There were differences in the timing of ART among patients attending the three separate treatment sites that were independent of other variables. This may reflect differences in referral processes and patient accessibility to ART services or differences in the clinical decision making process. Further operational research studies are needed to better characterize the various component delays associated with different models of care. In particular, as individual sites move toward integration of TB treatment and provision of ART, the impact on timing of ART should be investigated and timing might be used as an indicator the quality of care.
The 2010 WHO ART guidelines and South African national ART guidelines recommend ART be started as soon as TB treatment is tolerated and not later than after 8 weeks.20 However, in the most recent calendar period (2007-2008), only 1 half of patients started ART within an 8-week time frame. Much progress now needs to be made in identifying the operational barriers to more rapid ART initiation. Integration of TB care and ART in the same clinic would be likely to decrease these delays. However, this may also be associated with increased risks of TB immune reconstitution disease,5,17,21 which will require appropriate management, and nosocomial TB transmission,22 which require improved infection control measures.
Strengths of this study include the large number of patients analyzed; the patient populations attending primary care ART cohorts were typical of public sector ART clinics in the southern African region; careful prospective recording of patient data, and inclusion of patients enrolled over a 7-year period permitting analysis of temporal trends. Weaknesses of the study include the retrospective study design and lack of identification of the constituent delays contributing to the overall delay in starting ART. The clinical consequences of delays in ART initiation have not been demonstrated and patients who died or were lost to follow-up before initiating ART have not been quantified. Further operational research is needed to study the impact of interventions to accelerate ART access and the time to starting ART should be prospectively monitored within programs.
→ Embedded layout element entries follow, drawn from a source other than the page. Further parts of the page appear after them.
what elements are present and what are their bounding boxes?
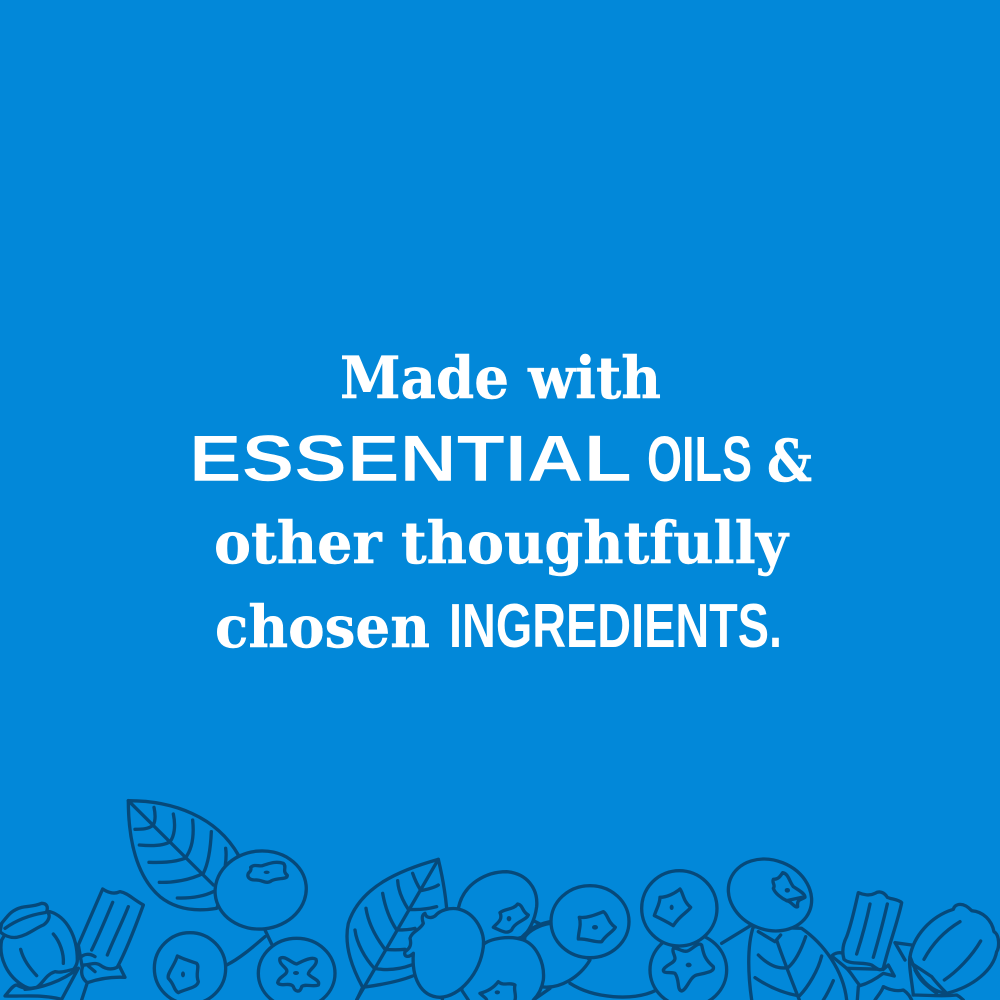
headline text: & <box>767 427 812 495</box>
icon: blueberry top <box>211 846 310 934</box>
icon: star blueberry <box>650 933 727 1000</box>
icon: blueberry centre front <box>405 909 484 997</box>
icon: leaf centre <box>347 859 447 1000</box>
icon: back berry behind centre right <box>520 923 590 1000</box>
icon: blueberry lower left <box>154 933 226 1000</box>
icon: hazelnut left <box>0 903 125 1000</box>
headline text: other thoughtfully <box>214 509 790 577</box>
icon: blueberry lower middle <box>258 938 335 1000</box>
icon: leaf top left <box>128 801 238 910</box>
headline text: Made with <box>340 344 661 412</box>
icon: cinnamon stick right with wrapper <box>832 892 912 1000</box>
illustration: left group <box>0 801 590 1000</box>
icon: curved stem <box>570 983 657 997</box>
headline text: INGREDIENTS. <box>449 592 782 661</box>
icon: blueberry tilted <box>717 847 823 943</box>
headline text: ESSENTIAL <box>189 421 632 495</box>
icon: leaf right <box>749 927 847 1000</box>
headline text <box>189 344 812 661</box>
icon: cinnamon stick left <box>78 889 143 973</box>
icon: blueberry behind centre <box>458 872 550 950</box>
icon: blueberry bottom centre <box>462 938 544 1000</box>
icon: hazelnut right <box>895 904 999 1000</box>
illustration: right group <box>551 847 999 1000</box>
headline text: OILS <box>647 423 752 495</box>
icon: blueberry upper right <box>642 871 717 946</box>
icon: stem right <box>722 926 750 943</box>
icon: blueberry centre right <box>551 886 629 958</box>
headline text: chosen <box>215 593 430 661</box>
icon: stems between berries <box>227 930 272 965</box>
botanical line illustration border <box>0 801 999 1000</box>
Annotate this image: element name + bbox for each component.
In conclusion, the timing of ART among TB patients attending 3 large ART services in townships around Cape Town was very heterogeneous. However, delays decreased substantially over a 7-year period and those with lower CD4 cell counts received ART more rapidly. New WHO ART guidelines and national ART guidelines now recommend much greater acceleration of ART initiation among all TB patients, which is likely to require models of care with much better integration of TB and ART treatment.